The book follows a basic chronological framework, revealing aspects of Leonardo as an inventor, designer, scientist, and artist, as well as his involvement with such powerful families as the Medicis and Borgias, Niccolo Machiavelli, and at the end of his life, Francis I, the invading French king who funded him generously. Curiosity guided Leonardo, but life’s circumstances helped shape who he would become: illegitimate yet privileged and embraced—to a point—by his father’s and mother’s families, he was also left-handed, homosexual, and a vegetarian.

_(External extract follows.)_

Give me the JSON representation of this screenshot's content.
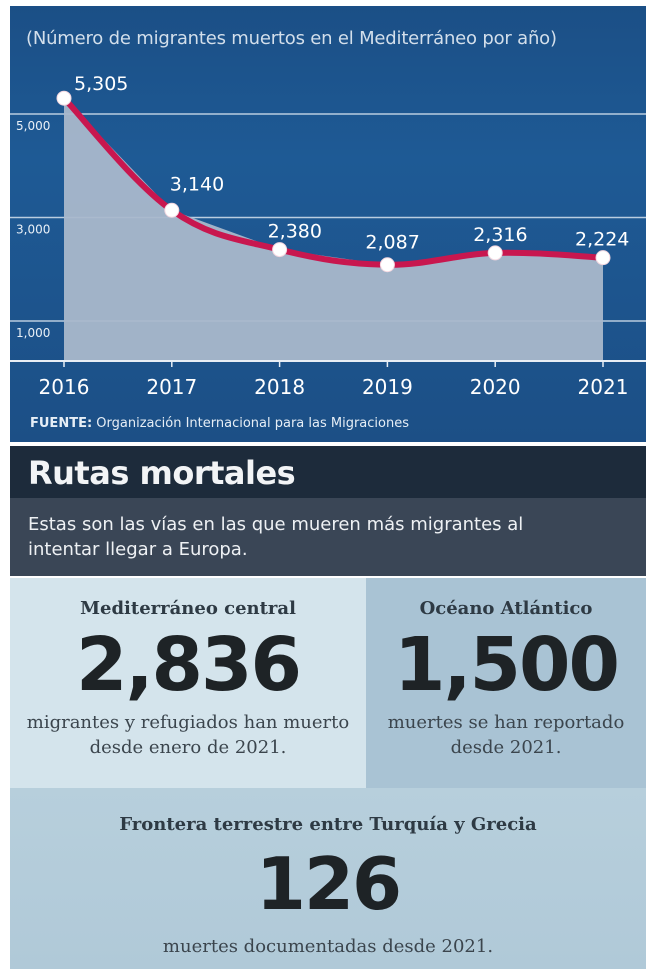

Sometimes obsessive about details, the artist stalled on projects, losing commissions and reputation; other times, he lost interest and let the work lag. He presented himself to Duke Sforza of Milan as a military engineer experienced with cannons, underground tunnels, and mobile bridges. Though he had achieved master status as a Florentine painter, however, Leonardo had never built the war designs he proposed. Yet when hired as the duke’s producer of pageantry, Leonardo could apply his multiple skills. More important, determining how to raise god-actors using pulleys and ropes or light up the sky with “an infinite number of lamps like stars” fueled his imagination. Pageants also had fixed deadlines, so “he could not cling to them and seek to perfect them indefinitely,” writes Isaacson.
Combining science and art, Leonardo studied how to represent folds of a velvet mantle, the distinct emotions for each figure of The Last Supper, and precise positioning of light reflected in the eyes of an angel. At present, only 15 paintings are attributed solely to Leonardo, in part because of his propensity to abandon projects but also because apprentices helped execute the many commissions for churches, private owners, and city collectives. We read of the continuing pursuit to identify works that reveal the master’s touch, including his iconic left-handed shading or fingerprint sfumato smudging of paint. Salvator Mundi, which recently sold for $450 million—reportedly to a proxy for Saudi Crown Prince Mohammed bin Salman—was authenticated only in 2011 after a verification process involving X-ray and infrared analysis.
Isaacson also provides a thorough study of Leonardo’s notebooks—some 7,200 pages of sketches, inquiries, and to-do lists. Often the artist would command himself to pursue a particular study: of paralysis, fatigue, hunger, and sleep, in one list. Other jottings focused on the measurement of the sun and dimensions of Milan, and how to square a triangle. Leonardo was particularly fascinated by the human fetus, which he compared, in writing and sketches, to the seed of a tree. But it was his injunction to “study the tongue of a woodpecker” that captivates Isaacson. Consider the brilliance of a mind that would conceive of such an endeavor, he writes. Yet while Leonardo amassed knowledge, keeping copious notes on subjects from anatomy to optics and linear perspective, “when it came to editing and organizing his notes, he was once again dilatory rather than diligent.” He never published his numerous treatises.
At 600-plus pages and a hefty three pounds, Leonardo da Vinci is no light read. Yet it is informative, revealing, and compelling—a book to savor.
Review by Robin Tatu
Robin Tatu is Prism’s senior editorial consultant.